His opponents – the Chinese nationalists and the Japanese invaders – consistently under-estimated him, each regarding the other as the major enemy. Mao exploited their weaknesses to survive.
Western journalists, such as Edgar Snow and Ernest Hemingway, created the heroic image of Mao as a Chinese Robin Hood. In his 1938 classic, Red Star over China, Snow gave Mao an international audience.
Corruption and warlordism
By the end of World War II, Japan had been defeated, leaving its military machine in Mao’s hands, and the Nationalist leader, Chiang Kai-shek, was exhausted by years of war, corruption and warlordism.
In contrast, Mao had been bankrolled and armed by Moscow, assiduously supported by fellow-travellers and communist parties in the West, and by adopting the image of a Chinese intellectual was seen as a moderniser and democrat.
The scene was now set for his conquest of China, which was achieved through a combination of military ruthlessness, the promise of land to the landless peasants, and widespread disgust at the nepotism and corruption of the Nationalists.
Once he had seized power in 1949, Mao exceeded even his most bloody predecessors in an orgy of terror, while wearing the drab “Mao suit” which became synonymous with the austerity of the Maoist revolution.
A life of political struggle left Mao with disdain for the symbols of wealth, but he was obsessed with opulent villas and insisted on being surrounded by beautiful (and available) women.
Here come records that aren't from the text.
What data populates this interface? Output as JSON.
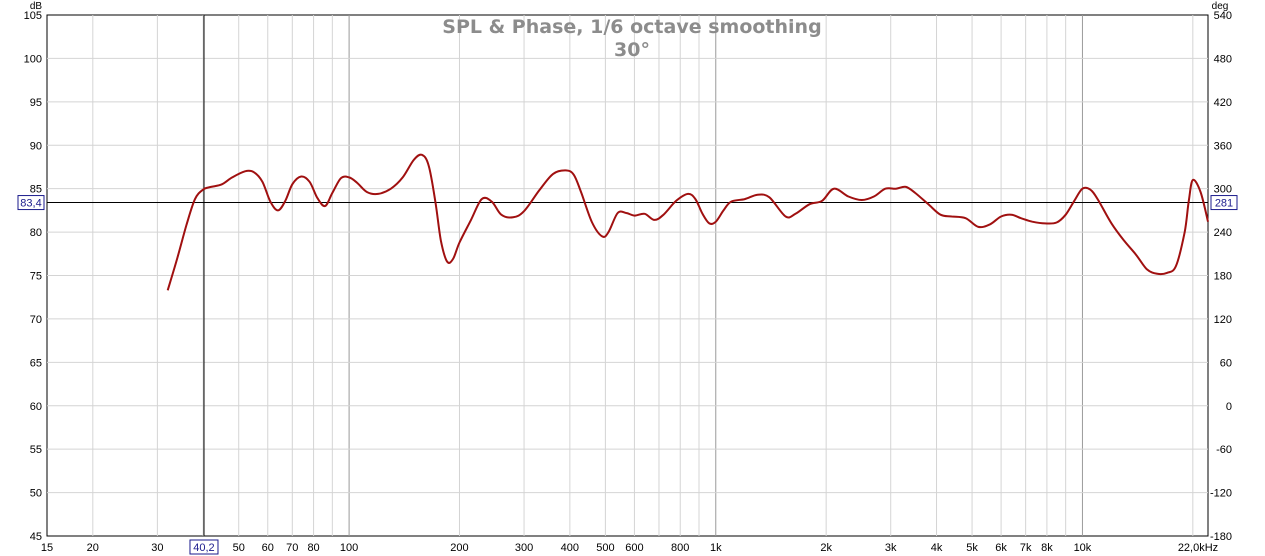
{
  "chart_data": {
    "type": "line",
    "title": "SPL & Phase, 1/6 octave smoothing",
    "subtitle": "30°",
    "y_unit": "dB",
    "y2_unit": "deg",
    "x_scale": "log",
    "xlim": [
      15,
      22000
    ],
    "ylim": [
      45,
      105
    ],
    "y2lim": [
      -180,
      540
    ],
    "grid": true,
    "x_ticks": [
      {
        "v": 15,
        "label": "15"
      },
      {
        "v": 20,
        "label": "20"
      },
      {
        "v": 30,
        "label": "30"
      },
      {
        "v": 50,
        "label": "50"
      },
      {
        "v": 60,
        "label": "60"
      },
      {
        "v": 70,
        "label": "70"
      },
      {
        "v": 80,
        "label": "80"
      },
      {
        "v": 100,
        "label": "100"
      },
      {
        "v": 200,
        "label": "200"
      },
      {
        "v": 300,
        "label": "300"
      },
      {
        "v": 400,
        "label": "400"
      },
      {
        "v": 500,
        "label": "500"
      },
      {
        "v": 600,
        "label": "600"
      },
      {
        "v": 800,
        "label": "800"
      },
      {
        "v": 1000,
        "label": "1k"
      },
      {
        "v": 2000,
        "label": "2k"
      },
      {
        "v": 3000,
        "label": "3k"
      },
      {
        "v": 4000,
        "label": "4k"
      },
      {
        "v": 5000,
        "label": "5k"
      },
      {
        "v": 6000,
        "label": "6k"
      },
      {
        "v": 7000,
        "label": "7k"
      },
      {
        "v": 8000,
        "label": "8k"
      },
      {
        "v": 10000,
        "label": "10k"
      },
      {
        "v": 22000,
        "label": "22,0kHz"
      }
    ],
    "y_ticks": [
      "105",
      "100",
      "95",
      "90",
      "85",
      "80",
      "75",
      "70",
      "65",
      "60",
      "55",
      "50",
      "45"
    ],
    "y2_ticks": [
      "540",
      "480",
      "420",
      "360",
      "300",
      "240",
      "180",
      "120",
      "60",
      "0",
      "-60",
      "-120",
      "-180"
    ],
    "cursor": {
      "x": 40.2,
      "x_label": "40,2",
      "y": 83.4,
      "y_label": "83,4",
      "y2_label": "281"
    },
    "series": [
      {
        "color": "#a01010",
        "x": [
          32,
          34,
          36,
          38,
          40,
          42,
          45,
          48,
          52,
          55,
          58,
          61,
          64,
          67,
          70,
          74,
          78,
          82,
          86,
          90,
          95,
          100,
          105,
          112,
          120,
          130,
          140,
          150,
          158,
          165,
          172,
          178,
          185,
          192,
          200,
          215,
          230,
          245,
          260,
          280,
          300,
          330,
          360,
          390,
          410,
          430,
          460,
          490,
          510,
          540,
          570,
          600,
          640,
          680,
          720,
          780,
          840,
          880,
          920,
          960,
          1000,
          1050,
          1100,
          1200,
          1300,
          1400,
          1550,
          1650,
          1800,
          1950,
          2100,
          2300,
          2500,
          2700,
          2900,
          3100,
          3300,
          3500,
          3800,
          4100,
          4400,
          4800,
          5200,
          5600,
          6000,
          6400,
          6800,
          7300,
          7900,
          8500,
          9000,
          9500,
          10000,
          10500,
          11000,
          12000,
          13000,
          14000,
          15000,
          16000,
          17000,
          18000,
          19000,
          19500,
          20000,
          21000,
          22000
        ],
        "values": [
          73.3,
          77.0,
          80.8,
          83.8,
          84.9,
          85.2,
          85.5,
          86.3,
          87.0,
          86.9,
          85.8,
          83.5,
          82.5,
          83.6,
          85.5,
          86.4,
          85.8,
          83.9,
          83.0,
          84.5,
          86.2,
          86.3,
          85.7,
          84.6,
          84.4,
          85.0,
          86.3,
          88.3,
          88.9,
          87.6,
          83.4,
          79.0,
          76.6,
          76.9,
          78.8,
          81.4,
          83.8,
          83.5,
          82.0,
          81.7,
          82.4,
          84.8,
          86.7,
          87.1,
          86.6,
          84.5,
          81.1,
          79.5,
          80.0,
          82.2,
          82.2,
          81.9,
          82.1,
          81.4,
          82.0,
          83.6,
          84.4,
          83.8,
          82.1,
          81.0,
          81.2,
          82.5,
          83.5,
          83.8,
          84.3,
          84.0,
          81.8,
          82.1,
          83.2,
          83.6,
          85.0,
          84.1,
          83.7,
          84.1,
          85.0,
          85.0,
          85.2,
          84.5,
          83.2,
          82.0,
          81.8,
          81.6,
          80.6,
          80.9,
          81.8,
          82.0,
          81.6,
          81.2,
          81.0,
          81.1,
          82.0,
          83.6,
          85.0,
          84.9,
          83.8,
          81.0,
          79.0,
          77.4,
          75.7,
          75.2,
          75.3,
          76.1,
          80.0,
          83.6,
          86.0,
          84.6,
          81.2
        ]
      }
    ]
  }
}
As the authors show, he ruled China with an iron fist, and as a result of his constant purges – dressed up in slogans like the “Hundred Flowers” campaign, the “Great Leap Forward”, the “Great Proletarian Cultural Revolution”, the campaign against “The Gang of Four” and others – well over 70 million Chinese people were murdered or starved to death over a 30-year period.
Ultimately, that redoubtable Cold Warrior, US President Richard Nixon and his National Security Adviser Henry Kissinger fell over themselves in legitimising Mao.
At Nixon’s first meeting with Mao in 1972, the US President enthused, “The Chairman’s writings moved a nation and have changed the world”, while Kissinger gushed, “I used to assign the Chairman’s collective writings to my classes at Harvard!”
Hold over Western intellectuals
Mao’s hold over generations of Western intellectuals had consequences which are with us to the present day – witness the 1960s “cultural revolution”, Pol Pot, the Malayan Emergency and, even today, various Latin American revolutionary movements. It is probably true that the guerrilla movements in countries like Iraq also owe something to his tactics.
Mao: The Unknown Story is a tour de force. The story which still needs to be told is how so many of the Western intelligentsia fell over themselves in genuflecting to “The Great Helmsman”, while his sole surviving legacy is one-party dictatorship in China.